HC Deb 05 November 1991 vol 198 cc105-6W
Mr. Spearing

To ask the Secretary of State for Health if he will list those diseases, ailments or other disorders, other than tooth decay, recognised by his Department as being solely or primarily caused by consumption of sugar.

Mr. Dorrell

The Committee on Medical Aspects of Food Policy—COMA—in its 1989 report "Dietary Sugars and Human Disease", identified the consumption of non-milk extrinsic sugars or NMEs, principally sucrose, as the primary cause of tooth decay. It found insufficient evidence to identify dietary sugars as either the sole or primary cause of any other disease or disorder. However, it recommended that intakes of sucrose in excess of about 200g per day should be avoided, since this may be associated in normal adults with elevations of blood cholesterol, glucose and insulin concentrations. It also recommended restriction of intakes of NMEs in the obese and those becoming obese.

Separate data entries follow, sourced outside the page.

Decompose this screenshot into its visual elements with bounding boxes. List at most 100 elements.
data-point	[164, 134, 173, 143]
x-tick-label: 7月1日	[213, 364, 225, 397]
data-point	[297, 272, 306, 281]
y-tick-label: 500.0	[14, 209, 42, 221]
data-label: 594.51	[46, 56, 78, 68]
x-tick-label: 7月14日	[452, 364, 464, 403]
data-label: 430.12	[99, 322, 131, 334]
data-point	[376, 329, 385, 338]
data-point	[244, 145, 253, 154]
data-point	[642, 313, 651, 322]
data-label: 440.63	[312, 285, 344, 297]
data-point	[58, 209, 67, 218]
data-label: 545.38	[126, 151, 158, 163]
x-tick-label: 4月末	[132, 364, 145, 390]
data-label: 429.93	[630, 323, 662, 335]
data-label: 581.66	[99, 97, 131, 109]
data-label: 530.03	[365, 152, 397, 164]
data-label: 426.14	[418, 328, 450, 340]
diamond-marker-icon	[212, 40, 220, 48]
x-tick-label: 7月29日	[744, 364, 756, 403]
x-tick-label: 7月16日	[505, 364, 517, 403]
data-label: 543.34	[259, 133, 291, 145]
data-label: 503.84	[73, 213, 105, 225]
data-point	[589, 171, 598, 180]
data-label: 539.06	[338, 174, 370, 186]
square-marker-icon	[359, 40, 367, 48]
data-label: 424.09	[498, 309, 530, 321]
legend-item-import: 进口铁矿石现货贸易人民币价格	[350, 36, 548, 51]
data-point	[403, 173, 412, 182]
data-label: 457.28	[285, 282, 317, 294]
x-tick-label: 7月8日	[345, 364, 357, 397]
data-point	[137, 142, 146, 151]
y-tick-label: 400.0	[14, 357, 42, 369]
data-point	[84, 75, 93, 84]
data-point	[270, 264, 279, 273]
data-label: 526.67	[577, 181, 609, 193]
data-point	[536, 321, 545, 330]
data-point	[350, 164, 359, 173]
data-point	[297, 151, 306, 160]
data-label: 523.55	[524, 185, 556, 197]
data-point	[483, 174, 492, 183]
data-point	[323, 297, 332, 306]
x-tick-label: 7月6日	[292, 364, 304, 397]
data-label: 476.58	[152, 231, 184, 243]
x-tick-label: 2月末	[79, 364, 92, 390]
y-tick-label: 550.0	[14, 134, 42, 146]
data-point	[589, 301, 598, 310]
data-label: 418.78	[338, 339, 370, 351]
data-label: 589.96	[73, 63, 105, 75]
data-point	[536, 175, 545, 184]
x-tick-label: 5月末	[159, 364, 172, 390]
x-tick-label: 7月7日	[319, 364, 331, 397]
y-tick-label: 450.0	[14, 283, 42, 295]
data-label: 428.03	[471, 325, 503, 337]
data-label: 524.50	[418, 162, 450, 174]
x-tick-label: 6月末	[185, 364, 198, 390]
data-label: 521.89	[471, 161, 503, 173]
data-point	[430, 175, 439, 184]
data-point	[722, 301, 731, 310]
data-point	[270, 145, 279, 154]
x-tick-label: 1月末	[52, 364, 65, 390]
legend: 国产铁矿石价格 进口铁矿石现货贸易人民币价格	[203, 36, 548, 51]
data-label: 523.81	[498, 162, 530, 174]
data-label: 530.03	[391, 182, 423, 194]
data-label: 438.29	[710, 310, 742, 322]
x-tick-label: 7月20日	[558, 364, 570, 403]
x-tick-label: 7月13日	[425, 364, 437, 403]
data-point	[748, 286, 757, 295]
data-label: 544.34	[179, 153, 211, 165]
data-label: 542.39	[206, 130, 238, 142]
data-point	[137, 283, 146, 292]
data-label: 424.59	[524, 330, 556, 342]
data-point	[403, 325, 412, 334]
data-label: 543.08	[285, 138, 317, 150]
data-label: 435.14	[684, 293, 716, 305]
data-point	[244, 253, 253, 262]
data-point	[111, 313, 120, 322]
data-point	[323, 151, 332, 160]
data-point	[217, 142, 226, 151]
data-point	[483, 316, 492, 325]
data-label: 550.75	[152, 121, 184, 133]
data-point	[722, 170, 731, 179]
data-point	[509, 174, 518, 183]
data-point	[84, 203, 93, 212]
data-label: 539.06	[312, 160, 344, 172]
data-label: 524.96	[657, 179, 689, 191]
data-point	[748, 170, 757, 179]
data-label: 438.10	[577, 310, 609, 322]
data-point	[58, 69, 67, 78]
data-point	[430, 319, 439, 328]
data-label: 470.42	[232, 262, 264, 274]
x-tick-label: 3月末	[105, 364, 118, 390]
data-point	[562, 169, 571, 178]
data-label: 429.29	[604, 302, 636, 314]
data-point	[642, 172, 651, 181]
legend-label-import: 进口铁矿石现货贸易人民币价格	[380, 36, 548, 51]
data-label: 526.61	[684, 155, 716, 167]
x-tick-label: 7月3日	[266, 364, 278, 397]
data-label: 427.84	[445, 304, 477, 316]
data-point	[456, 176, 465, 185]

COMA further advised that people with diabetes or hypertriglyceridaemia should restrict their intake of NMEs to less than about 25g to 50g per day, unless otherwise instructed by their own physician or dietitian. It also recommended the intensification of research into links between sucrose intake and colo-rectal cancer, renal and biliary calculi and Crohn's Disease as evidence in these areas is inadequate to justify any general dietary recommendations.

COMA's report, "Dietary Reference Values for Food Energy and Nutrients for the United Kingdom", published in July of this year, endorsed the findings of the 1989 report. Both reports are available in the Library.